Iglesias will be getting playing time at second and third base in the near future in addition to fielding grounders at shortstop frequently, according to Brian MacPherson of The Providence Journal.

“They said I’m moving around, just to get an idea,” Iglesias told MacPherson. “They haven’t told me anything else.”

Well, Pawtucket told Iglesias that he was going to make his first career start away from shortstop on Tuesday afternoon. MacPherson was present for the game and tweeted out some of his thoughts on Iglesias at playing the hot corner.

MacPherson noted in his article that “all indications are that Iglesias will remain primarily a shortstop” and “the work at positions other than shortstop is not a sign that Iglesias is becoming a utility infielder.”

While this is important to keep in mind, it’s also interesting to ponder what the future could hold for Iglesias if he’s able to play positions other than shortstop at a high level defensively. For one, it would certainly open up a series of doors.

The Red Sox are relatively set at second and third base for the moment. Dustin Pedroia is under contract through the 2014 season and there’s an $11 million team option for the 2015 season. Will Middlebrooks is under team control for even longer, considering he just made his major league debut last season.

Depth, though, could turn out to be a problem. The Red Sox don’t really have a major-league-ready backup at third base if anything were to happen to Middlebrooks.

There are a handful of prospects in the minor leagues that could be impactful in the next couple of seasons.

There isn’t a clear-cut replacement for Pedroia either. Pedro Ciriaco is the backup middle infielder for now, but he’s hitting .184/.289/.342 in 19 games this season while playing mediocre defense at best. To say that he’s a replaceable backup would be a major understatement.

If Iglesias could play second or third base well enough, it would definitely increase the odds that he stays with the Red Sox long-term the next time he gets promoted.

But his offense still needs to improve, considering he entered Tuesday hitting .205/.262/.330 in 31 games for Pawtucket.

As I’ve now mentioned twice, offense is Iglesias’ biggest weakness. It’s going to become an even bigger problem at some point this season or definitely next season when Xander Bogaerts—Boston’s top prospect—gets promoted to Triple-A.

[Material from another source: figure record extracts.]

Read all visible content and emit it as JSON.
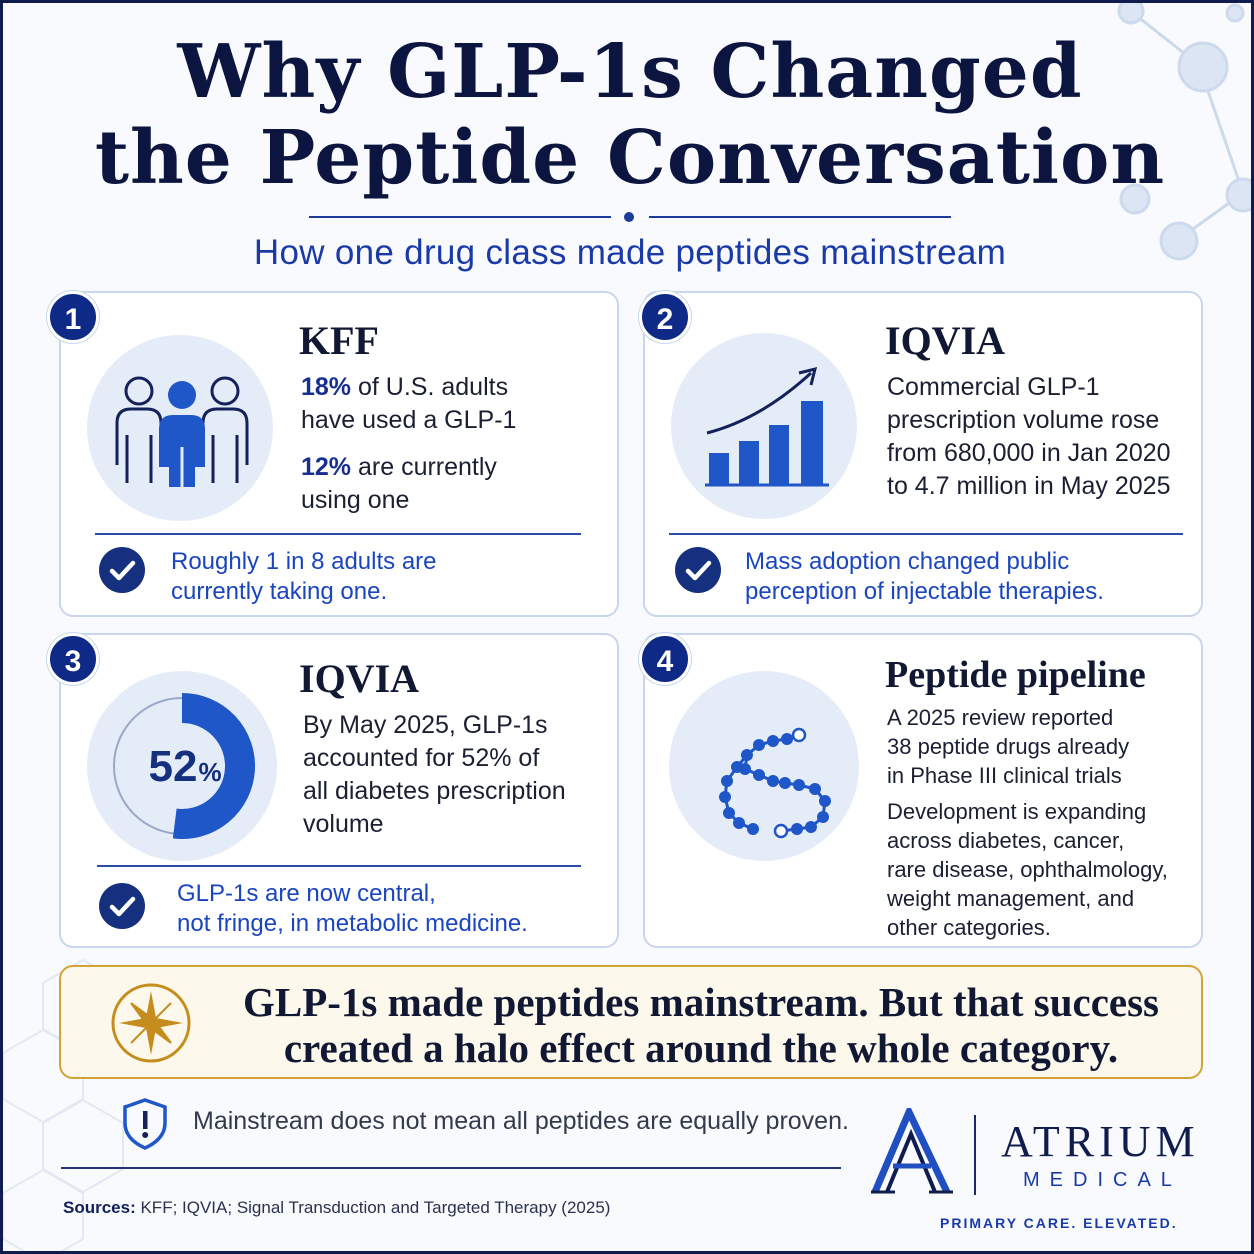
{
  "title": {
    "line1": "Why GLP-1s Changed",
    "line2": "the Peptide Conversation"
  },
  "subtitle": "How one drug class made peptides mainstream",
  "cards": [
    {
      "number": "1",
      "heading": "KFF",
      "stat1_value": "18%",
      "stat1_rest_a": " of U.S. adults",
      "stat1_rest_b": "have used a GLP-1",
      "stat2_value": "12%",
      "stat2_rest_a": " are currently",
      "stat2_rest_b": "using one",
      "note_line1": "Roughly 1 in 8 adults are",
      "note_line2": "currently taking one.",
      "icon": "people-icon"
    },
    {
      "number": "2",
      "heading": "IQVIA",
      "lines": [
        "Commercial GLP-1",
        "prescription volume rose",
        "from 680,000 in Jan 2020",
        "to 4.7 million in May 2025"
      ],
      "note_line1": "Mass adoption changed public",
      "note_line2": "perception of injectable therapies.",
      "icon": "bar-growth-icon"
    },
    {
      "number": "3",
      "heading": "IQVIA",
      "gauge_value": 52,
      "gauge_label": "52",
      "gauge_unit": "%",
      "lines": [
        "By May 2025, GLP-1s",
        "accounted for 52% of",
        "all diabetes prescription",
        "volume"
      ],
      "note_line1": "GLP-1s are now central,",
      "note_line2": "not fringe, in metabolic medicine.",
      "icon": "donut-gauge-icon"
    },
    {
      "number": "4",
      "heading": "Peptide pipeline",
      "para1": [
        "A 2025 review reported",
        "38 peptide drugs already",
        "in Phase III clinical trials"
      ],
      "para2": [
        "Development is expanding",
        "across diabetes, cancer,",
        "rare disease, ophthalmology,",
        "weight management, and",
        "other categories."
      ],
      "icon": "peptide-chain-icon"
    }
  ],
  "banner": {
    "line1": "GLP-1s made peptides mainstream. But that success",
    "line2": "created a halo effect around the whole category.",
    "icon": "compass-star-icon"
  },
  "warning": {
    "text": "Mainstream does not mean all peptides are equally proven.",
    "icon": "shield-alert-icon"
  },
  "sources": {
    "label": "Sources:",
    "text": " KFF; IQVIA; Signal Transduction and Targeted Therapy (2025)"
  },
  "brand": {
    "name": "ATRIUM",
    "sub": "MEDICAL",
    "tagline": "PRIMARY CARE. ELEVATED.",
    "logo": "atrium-a-logo"
  },
  "colors": {
    "navy": "#0f1c4d",
    "accent_blue": "#1a45c0",
    "gold": "#d2a437"
  }
}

MacPherson and his co-worker, Tim Britton, told me in a chat a few weeks ago that “every indication is that the Red Sox want to keep Bogaerts at short as long as possible.” That came after I asked whether it would make sense to transition the top prospect to third base in the wake of Middlebrooks’ offensive struggles.

Bogaerts played a little third base for Team Netherlands in the World Baseball Classic, but has been a shortstop throughout his career.

Because of his size, though, some think that he might be better-suited at third base or at a corner outfielder position in the future.

If Boston plans to keep Bogaerts at shortstop, Iglesias is basically out of the job. This is why these next couple of weeks are so important for Iglesias’ future. If he can handle grounders and routine plays easily at positions other than shortstop, he boosts the likelihood that he’ll eventually be in the major leagues full-time.

If Iglesias can’t play second or third base well, which I think is unlikely, then he’s going to continue to struggle finding time with the Red Sox. Defensive versatility can do a lot of positive things for his career.